Randy Popp, chair of Palo Alto's influential and occasionally embattled Architectural Review Board (ARB), resigned from the board Friday, citing concerns about how his dual role as an applicant to the board and as its chair may be perceived.
Popp, a local architect, is part of a development team that is designing the two Marriott complexes at 744-748 San Antonio Road. On June 4, he presented the project to his board colleagues at a preliminary hearing and was instructed to make significant revisions to the design to make it fit better with the surrounding area.
Though a situation in which a board member is also an applicant is by no means unprecedented, Popp said he decided that balancing the two roles in this case would be extremely difficult. In a resignation letter submitted Friday, Popp noted that as a sole practitioner, it would be possible for him to proceed with both the project and his board position without violating the California Fair Political Practices Regulations. Yet he also wrote that "some may incorrectly perceive my role on the ARB as being unfairly influential toward the project outcome."
"This perception would severely limit my effectiveness as an architectural professional," Popp wrote.

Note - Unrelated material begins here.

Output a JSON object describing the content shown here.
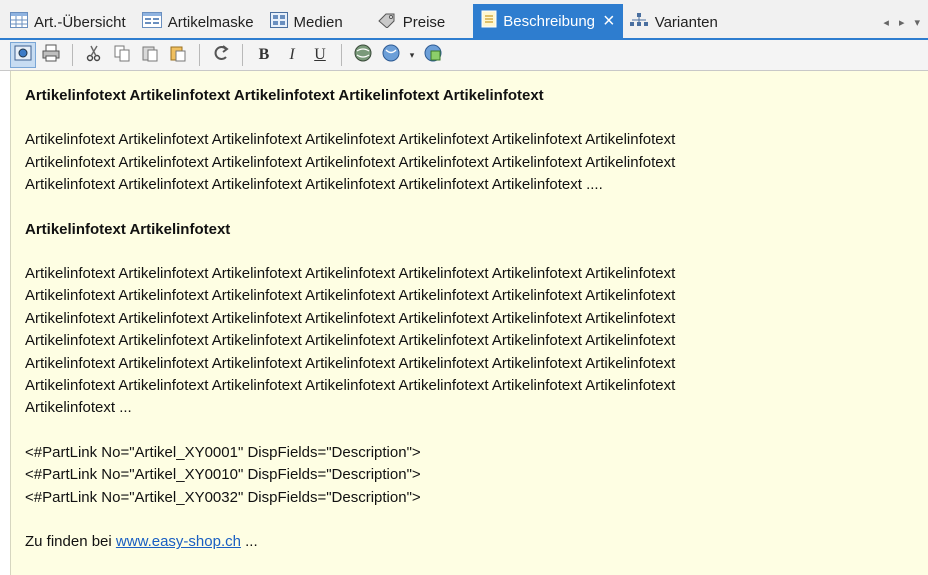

While law would permit conducting conversations with city staff, which would be considered ministerial in nature, Popp would be limited by a clause that prohibits him from raising or questioning an interpretation or making an attempt "to persuade the agency in making a determination relative to the project."

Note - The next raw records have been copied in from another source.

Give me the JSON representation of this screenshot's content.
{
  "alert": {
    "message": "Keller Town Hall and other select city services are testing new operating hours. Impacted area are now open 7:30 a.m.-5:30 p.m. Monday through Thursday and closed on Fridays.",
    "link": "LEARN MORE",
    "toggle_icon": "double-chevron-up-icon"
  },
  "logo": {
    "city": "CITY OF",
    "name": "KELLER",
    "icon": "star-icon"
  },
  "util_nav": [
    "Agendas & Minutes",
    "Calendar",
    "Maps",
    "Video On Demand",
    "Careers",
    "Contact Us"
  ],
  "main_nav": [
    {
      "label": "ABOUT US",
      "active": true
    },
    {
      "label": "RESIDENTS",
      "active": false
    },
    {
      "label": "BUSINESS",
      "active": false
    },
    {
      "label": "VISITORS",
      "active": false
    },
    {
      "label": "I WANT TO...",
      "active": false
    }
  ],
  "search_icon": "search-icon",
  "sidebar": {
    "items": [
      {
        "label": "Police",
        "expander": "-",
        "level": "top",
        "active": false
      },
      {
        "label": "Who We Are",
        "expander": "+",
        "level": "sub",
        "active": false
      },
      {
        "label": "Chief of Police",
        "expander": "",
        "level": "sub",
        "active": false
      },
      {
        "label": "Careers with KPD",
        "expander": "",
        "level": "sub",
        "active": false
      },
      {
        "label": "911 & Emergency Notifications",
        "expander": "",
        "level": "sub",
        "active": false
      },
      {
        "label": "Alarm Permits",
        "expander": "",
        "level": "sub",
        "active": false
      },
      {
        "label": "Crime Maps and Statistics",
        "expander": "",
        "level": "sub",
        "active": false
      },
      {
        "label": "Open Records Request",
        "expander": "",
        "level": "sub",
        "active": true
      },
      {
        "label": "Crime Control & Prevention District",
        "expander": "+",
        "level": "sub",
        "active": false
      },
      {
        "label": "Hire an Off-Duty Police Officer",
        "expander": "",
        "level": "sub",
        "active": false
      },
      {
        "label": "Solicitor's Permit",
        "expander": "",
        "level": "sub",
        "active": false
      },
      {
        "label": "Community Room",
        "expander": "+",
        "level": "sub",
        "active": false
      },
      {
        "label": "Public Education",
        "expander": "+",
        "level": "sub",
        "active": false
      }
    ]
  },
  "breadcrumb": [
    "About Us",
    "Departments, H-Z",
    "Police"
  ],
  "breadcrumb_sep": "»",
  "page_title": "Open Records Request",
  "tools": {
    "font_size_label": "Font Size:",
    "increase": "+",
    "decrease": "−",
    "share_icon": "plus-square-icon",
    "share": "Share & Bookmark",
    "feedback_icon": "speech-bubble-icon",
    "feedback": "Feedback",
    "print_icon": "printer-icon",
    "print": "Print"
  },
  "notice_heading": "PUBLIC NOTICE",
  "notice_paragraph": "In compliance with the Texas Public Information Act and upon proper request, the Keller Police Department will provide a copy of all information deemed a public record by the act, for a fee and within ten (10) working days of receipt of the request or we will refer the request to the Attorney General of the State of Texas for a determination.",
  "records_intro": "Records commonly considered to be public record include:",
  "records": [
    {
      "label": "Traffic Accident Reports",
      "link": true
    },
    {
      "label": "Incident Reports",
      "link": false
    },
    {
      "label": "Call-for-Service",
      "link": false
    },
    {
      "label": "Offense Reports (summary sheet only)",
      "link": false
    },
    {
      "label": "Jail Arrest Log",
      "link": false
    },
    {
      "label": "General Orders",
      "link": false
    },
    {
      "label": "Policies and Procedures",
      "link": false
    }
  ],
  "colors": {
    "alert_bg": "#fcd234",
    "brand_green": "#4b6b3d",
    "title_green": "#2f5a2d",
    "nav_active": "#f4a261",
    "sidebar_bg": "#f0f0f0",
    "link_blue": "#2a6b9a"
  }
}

"While I do feel this limitation would be manageable, it is out of an abundance of caution, concern and a respect for public perception that I am choosing to step down from the Board," Popp wrote. "Unfortunately, I am in a position where I must prioritize my work over my volunteer activities. I wish it were otherwise."
Though other board members have in the past served as applicants on projects (Historic Resources Board members Roger Kohler and Margaret Wimmer each had a project go in front of the historic board in recent weeks), Popp said the clause limiting his involvement would make it difficult for him to hold both roles. Public perception is also a major issue, he added.
"My concern is that people might anticipate or assume something different from what is happening," Popp said. "Not everyone can be in the room. There might be a public concern about whether or not that would be managed appropriately.
"My reputation and my ethical approach are paramount," he added. "It's how I conduct my business."
Popp told the Weekly that he discussed the possible perception issues about his dual roles with city staff in recent weeks. And over the past few days, he received a broadly circulated message about his involvement with the Marriott project.
Sheri Furman, president of the umbrella organization Palo Alto Neighborhoods, also brought up the issue at a June 9 meeting of the council's Policy and Services Committee. The organization's board, she said, is concerned about the appropriateness of a board member representing an applicant before the board. She asked the council committee to consider the appropriateness of active board and commission members.
"While this person obviously will not participate in the discussion of the application, many of us feel that a person who is a board member will have an undue, even if unintentional, impact on other members," Furman said.
Popp's resignation leaves the Architectural Review Board short-handed once again. The normally five-member board had four members since February, when Catherine Ballantyne resigned. The council on June 8 appointed Wynne Furth to the open seat. Furth participated in her first meeting last week.
The small roster has at times posed a challenge. When Popp presented his project earlier this month (before Furth was appointed), only two members, Robert Gooyer and Alex Lew, were able to participate. The other member of the board, Kyu Kim, recused himself because he had worked with Popp in the past.
Popp, who was appointed to the board in 2012, is also its second longest-serving member, behind only Lew.
In his resignation letter, Popp raised concerns about possible long-term effects that the perceptions of impropriety -- and responses to these perceptions -- may mean for the board.
"Finding an applicant who cares for Palo Alto, who has the training and experience necessary to evaluate detailed and complex design applications and at the same time is willing to limit their work to projects not within Palo Alto in order to avoid the conflict I am confronted by, may prove challenging."